Wednesday, July 26, 2023

Maybe people of a certain age should stay off social media altogether

The president of Thomas Jefferson University and dean ad interim of TJU's medical school, stepped down this past week, three months after (in the words of a Philadelphia Inquirer article) "liking controversial tweets about COVID-19 vaccines and gender reassignment surgery for children on his official presidential Twitter account." 

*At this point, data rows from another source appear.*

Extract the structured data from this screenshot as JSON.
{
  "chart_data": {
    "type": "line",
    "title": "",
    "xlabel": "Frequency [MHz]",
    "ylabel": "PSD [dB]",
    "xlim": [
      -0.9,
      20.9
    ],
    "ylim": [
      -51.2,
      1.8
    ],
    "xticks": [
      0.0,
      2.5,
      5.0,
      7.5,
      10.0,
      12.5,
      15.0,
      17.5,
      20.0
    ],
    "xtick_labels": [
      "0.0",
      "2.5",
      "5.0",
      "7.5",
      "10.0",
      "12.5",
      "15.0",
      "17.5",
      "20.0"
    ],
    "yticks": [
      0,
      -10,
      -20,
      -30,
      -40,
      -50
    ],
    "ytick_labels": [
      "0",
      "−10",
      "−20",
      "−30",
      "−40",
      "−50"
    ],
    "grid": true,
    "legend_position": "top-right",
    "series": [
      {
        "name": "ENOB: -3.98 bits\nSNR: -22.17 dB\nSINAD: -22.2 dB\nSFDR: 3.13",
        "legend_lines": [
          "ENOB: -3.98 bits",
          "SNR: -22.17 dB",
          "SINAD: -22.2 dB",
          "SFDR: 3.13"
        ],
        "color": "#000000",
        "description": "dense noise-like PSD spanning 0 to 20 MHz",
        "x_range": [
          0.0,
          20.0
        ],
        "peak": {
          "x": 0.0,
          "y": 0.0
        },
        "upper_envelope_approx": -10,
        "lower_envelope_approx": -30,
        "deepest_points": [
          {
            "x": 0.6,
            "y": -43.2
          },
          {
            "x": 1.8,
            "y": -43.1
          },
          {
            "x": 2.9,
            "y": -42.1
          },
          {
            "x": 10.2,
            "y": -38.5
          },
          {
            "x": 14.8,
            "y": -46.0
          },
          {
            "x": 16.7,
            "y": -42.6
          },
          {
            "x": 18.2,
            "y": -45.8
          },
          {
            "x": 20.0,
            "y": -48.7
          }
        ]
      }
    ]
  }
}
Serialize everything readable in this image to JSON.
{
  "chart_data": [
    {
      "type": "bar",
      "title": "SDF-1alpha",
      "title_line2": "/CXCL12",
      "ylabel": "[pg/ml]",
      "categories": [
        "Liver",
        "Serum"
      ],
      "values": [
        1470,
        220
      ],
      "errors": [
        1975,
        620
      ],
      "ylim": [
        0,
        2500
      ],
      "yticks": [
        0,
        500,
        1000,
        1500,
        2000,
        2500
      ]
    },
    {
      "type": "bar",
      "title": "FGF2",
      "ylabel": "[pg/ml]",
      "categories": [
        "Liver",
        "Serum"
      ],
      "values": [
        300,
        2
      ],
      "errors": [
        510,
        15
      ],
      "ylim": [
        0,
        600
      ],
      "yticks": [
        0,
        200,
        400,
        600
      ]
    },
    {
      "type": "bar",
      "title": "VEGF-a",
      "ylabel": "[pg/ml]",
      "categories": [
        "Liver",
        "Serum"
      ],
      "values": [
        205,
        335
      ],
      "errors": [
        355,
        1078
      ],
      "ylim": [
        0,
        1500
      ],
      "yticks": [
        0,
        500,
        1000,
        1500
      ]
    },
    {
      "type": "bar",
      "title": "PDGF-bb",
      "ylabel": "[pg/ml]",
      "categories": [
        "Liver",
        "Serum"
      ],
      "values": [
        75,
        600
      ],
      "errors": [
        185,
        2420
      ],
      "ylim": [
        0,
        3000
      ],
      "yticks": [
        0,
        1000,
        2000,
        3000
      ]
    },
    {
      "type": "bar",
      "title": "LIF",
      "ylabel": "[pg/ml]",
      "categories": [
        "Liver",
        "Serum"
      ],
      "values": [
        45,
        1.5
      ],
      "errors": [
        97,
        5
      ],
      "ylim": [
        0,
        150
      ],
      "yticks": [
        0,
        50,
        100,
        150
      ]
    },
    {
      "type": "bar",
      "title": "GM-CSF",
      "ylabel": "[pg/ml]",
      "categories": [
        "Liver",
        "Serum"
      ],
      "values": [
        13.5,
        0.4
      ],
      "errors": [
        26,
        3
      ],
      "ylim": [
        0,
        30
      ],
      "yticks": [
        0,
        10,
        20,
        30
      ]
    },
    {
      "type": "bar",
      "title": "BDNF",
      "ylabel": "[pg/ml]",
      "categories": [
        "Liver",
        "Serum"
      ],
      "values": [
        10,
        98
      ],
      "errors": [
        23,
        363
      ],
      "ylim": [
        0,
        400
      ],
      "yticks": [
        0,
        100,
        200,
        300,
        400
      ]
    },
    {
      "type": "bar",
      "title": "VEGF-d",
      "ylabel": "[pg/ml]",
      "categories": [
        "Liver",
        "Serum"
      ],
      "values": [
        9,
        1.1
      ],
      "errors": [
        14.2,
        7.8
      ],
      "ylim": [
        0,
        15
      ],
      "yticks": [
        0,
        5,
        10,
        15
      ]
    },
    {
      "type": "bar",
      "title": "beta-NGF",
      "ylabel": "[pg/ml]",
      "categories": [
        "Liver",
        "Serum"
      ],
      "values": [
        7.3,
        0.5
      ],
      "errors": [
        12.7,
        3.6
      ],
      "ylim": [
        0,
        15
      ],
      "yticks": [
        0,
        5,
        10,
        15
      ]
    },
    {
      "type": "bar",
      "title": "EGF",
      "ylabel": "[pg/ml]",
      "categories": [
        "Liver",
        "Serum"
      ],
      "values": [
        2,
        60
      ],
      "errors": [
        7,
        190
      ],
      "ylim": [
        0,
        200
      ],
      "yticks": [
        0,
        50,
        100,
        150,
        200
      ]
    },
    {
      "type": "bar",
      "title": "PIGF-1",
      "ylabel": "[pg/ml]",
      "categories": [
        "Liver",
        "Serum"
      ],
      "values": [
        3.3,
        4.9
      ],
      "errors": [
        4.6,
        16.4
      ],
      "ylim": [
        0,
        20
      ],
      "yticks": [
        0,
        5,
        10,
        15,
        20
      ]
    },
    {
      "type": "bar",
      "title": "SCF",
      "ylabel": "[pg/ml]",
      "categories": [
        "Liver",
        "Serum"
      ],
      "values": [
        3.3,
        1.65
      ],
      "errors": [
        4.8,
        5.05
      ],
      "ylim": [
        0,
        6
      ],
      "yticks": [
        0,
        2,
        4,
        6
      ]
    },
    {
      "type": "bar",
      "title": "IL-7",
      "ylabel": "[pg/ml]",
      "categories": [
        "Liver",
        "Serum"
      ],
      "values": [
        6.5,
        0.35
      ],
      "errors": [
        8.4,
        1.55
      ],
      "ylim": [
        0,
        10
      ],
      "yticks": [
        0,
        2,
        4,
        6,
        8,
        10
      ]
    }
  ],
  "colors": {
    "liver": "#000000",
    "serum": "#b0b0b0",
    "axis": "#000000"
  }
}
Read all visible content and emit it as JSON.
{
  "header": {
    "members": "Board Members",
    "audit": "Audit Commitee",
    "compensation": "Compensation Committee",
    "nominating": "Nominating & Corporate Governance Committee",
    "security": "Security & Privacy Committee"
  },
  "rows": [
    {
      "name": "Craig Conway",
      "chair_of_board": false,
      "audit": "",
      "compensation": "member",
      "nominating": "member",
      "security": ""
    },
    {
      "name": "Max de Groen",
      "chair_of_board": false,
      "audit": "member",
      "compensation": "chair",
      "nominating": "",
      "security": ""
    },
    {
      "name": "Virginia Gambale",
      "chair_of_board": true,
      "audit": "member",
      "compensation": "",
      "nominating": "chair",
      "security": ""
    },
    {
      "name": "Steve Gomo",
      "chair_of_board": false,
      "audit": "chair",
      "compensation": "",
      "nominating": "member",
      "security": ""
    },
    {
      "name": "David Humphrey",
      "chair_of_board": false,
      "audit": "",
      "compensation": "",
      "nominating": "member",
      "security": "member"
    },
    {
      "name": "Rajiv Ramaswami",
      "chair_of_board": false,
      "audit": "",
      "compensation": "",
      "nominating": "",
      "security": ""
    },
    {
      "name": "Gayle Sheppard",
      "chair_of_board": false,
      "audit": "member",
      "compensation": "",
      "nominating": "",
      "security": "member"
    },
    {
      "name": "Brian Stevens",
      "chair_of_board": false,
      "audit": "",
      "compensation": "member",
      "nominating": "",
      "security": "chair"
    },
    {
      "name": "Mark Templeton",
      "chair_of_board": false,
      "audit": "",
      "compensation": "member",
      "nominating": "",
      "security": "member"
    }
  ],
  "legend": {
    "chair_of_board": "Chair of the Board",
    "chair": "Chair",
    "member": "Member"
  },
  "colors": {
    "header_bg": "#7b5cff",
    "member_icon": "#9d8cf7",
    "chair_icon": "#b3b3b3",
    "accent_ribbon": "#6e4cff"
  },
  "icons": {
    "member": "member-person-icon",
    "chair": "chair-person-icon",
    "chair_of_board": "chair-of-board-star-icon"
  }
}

The tweets are quoted in the Inquirer article and are straight out of the MAGA playbook. Mark Tykocinski, 70, claimed he used the "like" function to bookmark tweets that he wanted to revisit and research. 

I don't know about that.

On every Twitter message, there's a heart icon to "like" and a flag memo to "bookmark." They are side-by-side; it's hard to see one and not also see the other, though understanding their differences requires an internet search. One crucial difference is that "likes" are public and "bookmarks" remain private. There are lots of sources for this information, including Twitter itself

This sounds easy, but for someone old enough to be enrolled in Medicare, it might still be confusing, just as most social media platforms are to me. I am an incredible doofus when it comes to Twitter and Facebook and absolutely hopeless trying to navigate Instagram. TikTok frightens me, so I don't even contemplate going there. In my defense, I will turn 74 in a little over a month. "Influencers" in my world suggest ways to mix a better martini. When it comes to Barbenheimer, I am more comfortable on the "heimer" part of that meme. (It it a "meme"? What, exactly, is a meme? Does something have to move or make noise to be a meme, or can a word or phrase be a meme?)

The bottom line for Tykocinski is that he either agreed with the tweets, which is baffling for a competent molecular immunologist, or he is reckless in his untutored approach to Twitter. There is a reason TJU and every other university and college has professionals who manage institutional social media.

The lesson is an important one for all of us in the health care field, from pre-med college students to med students to residents to doctors and allied health professionals. Be very sparing and very careful in what you post. "Unprofessional conduct" is a subjective judgment, and the beholder whose eyes matter is not, at the end of the day, the person who posts.